72 horas de sensações aventureiras no Centro de Portugal

Antunes abriu a janela do escritório e deixou entrar a brisa morna do Verão. “Estás a deixar sair o ar-condicionado”, alguém disse num dos cubículos ao seu lado. Antunes ignorou a advertência do colega. Estava farto do quotidiano rotineiro, de estar fechado em quatro paredes, a inspirar e expirar as mesmas tarefas, os mesmos gestos, a mesma aragem artificial. Precisava de viver novas experiências e a chegada desta estação era o estímulo perfeito. Tirou três dias de folga e planificou toda a viagem na véspera. Queria sentir-se espontâneo. Queria sentir-se aventureiro. Espalhou o mapa no chão da sua sala e rapidamente constatou que teria de ser a zona Centro de Portugal a propiciar-lhe essa experiência.

Ia explorar a Reserva Natural da Serra da Malcata, uma densa mancha verde entre os concelhos de Penamacor e Sabugal. Imaginava-se uma espécie de arqueólogo aventureiro a percorrer território inexplorado, recheado por uma floresta mediterrânica e pela lenda do lince ibérico.

A reserva natural foi criada em 1981 para proteção desta espécie em vias de extinção. Nos anos 90 haviam cerca de mil linces-ibéricos na Península Ibérica, distribuídos na cordilheira Meseta, a mais antiga cadeia montanhosa da península que no território nacional se estende pela Serra da Malcata. Hoje, a presença deste felino selvagem por estes lados é mais rara. A espécie está a ser reintroduzida na zona do Vale do Guadiana e prevê-se que esta região seja alvo do mesmo processo em 2022.

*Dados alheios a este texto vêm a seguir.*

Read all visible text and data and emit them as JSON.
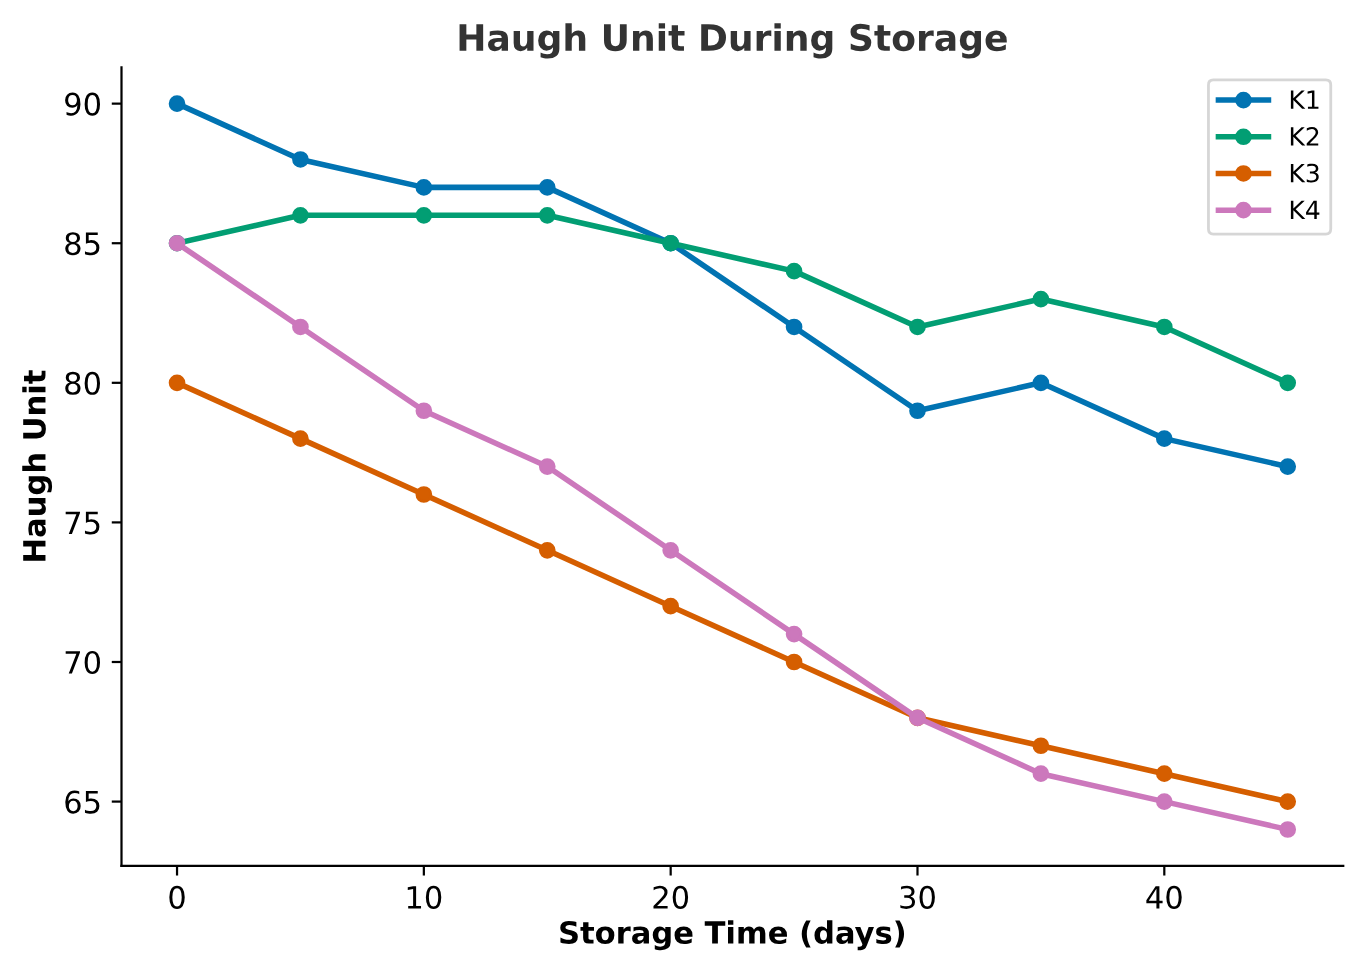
{
  "chart_data": {
    "type": "line",
    "title": "Haugh Unit During Storage",
    "xlabel": "Storage Time (days)",
    "ylabel": "Haugh Unit",
    "x": [
      0,
      5,
      10,
      15,
      20,
      25,
      30,
      35,
      40,
      45
    ],
    "series": [
      {
        "name": "K1",
        "color": "#0173b2",
        "values": [
          90,
          88,
          87,
          87,
          85,
          82,
          79,
          80,
          78,
          77
        ]
      },
      {
        "name": "K2",
        "color": "#029e73",
        "values": [
          85,
          86,
          86,
          86,
          85,
          84,
          82,
          83,
          82,
          80
        ]
      },
      {
        "name": "K3",
        "color": "#d55e00",
        "values": [
          80,
          78,
          76,
          74,
          72,
          70,
          68,
          67,
          66,
          65
        ]
      },
      {
        "name": "K4",
        "color": "#cc78bc",
        "values": [
          85,
          82,
          79,
          77,
          74,
          71,
          68,
          66,
          65,
          64
        ]
      }
    ],
    "xlim": [
      -2.25,
      47.25
    ],
    "ylim": [
      62.7,
      91.3
    ],
    "xticks": [
      0,
      10,
      20,
      30,
      40
    ],
    "yticks": [
      65,
      70,
      75,
      80,
      85,
      90
    ],
    "grid": false,
    "legend": "top right",
    "marker": "circle",
    "line_style": "solid"
  }
}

No entanto, a acentuada ligação do animal a este território é suficiente para revestir o seu plano de  simbolismo aventureiro. Meteu a máquina fotográfica e a teleobjetiva na mochila, juntamente com uma bússola, binóculos e um caderno de apontamentos. Ia ser uma espécie de safari fotográfico e se não capturasse o lince nas suas objetivas, tinha outros alvos interessantes: a raposa-vermelha, o javali, a lontra, o corço, o gato-bravo, a gineta, o esquilo-vermelho, a cobra-rateira, o cágado, o lagarto-de-água, a cegonha preta, o açor, o grifo e muitas outras espécies selvagens que circulam livremente nos 16 mil hectares da reserva natural.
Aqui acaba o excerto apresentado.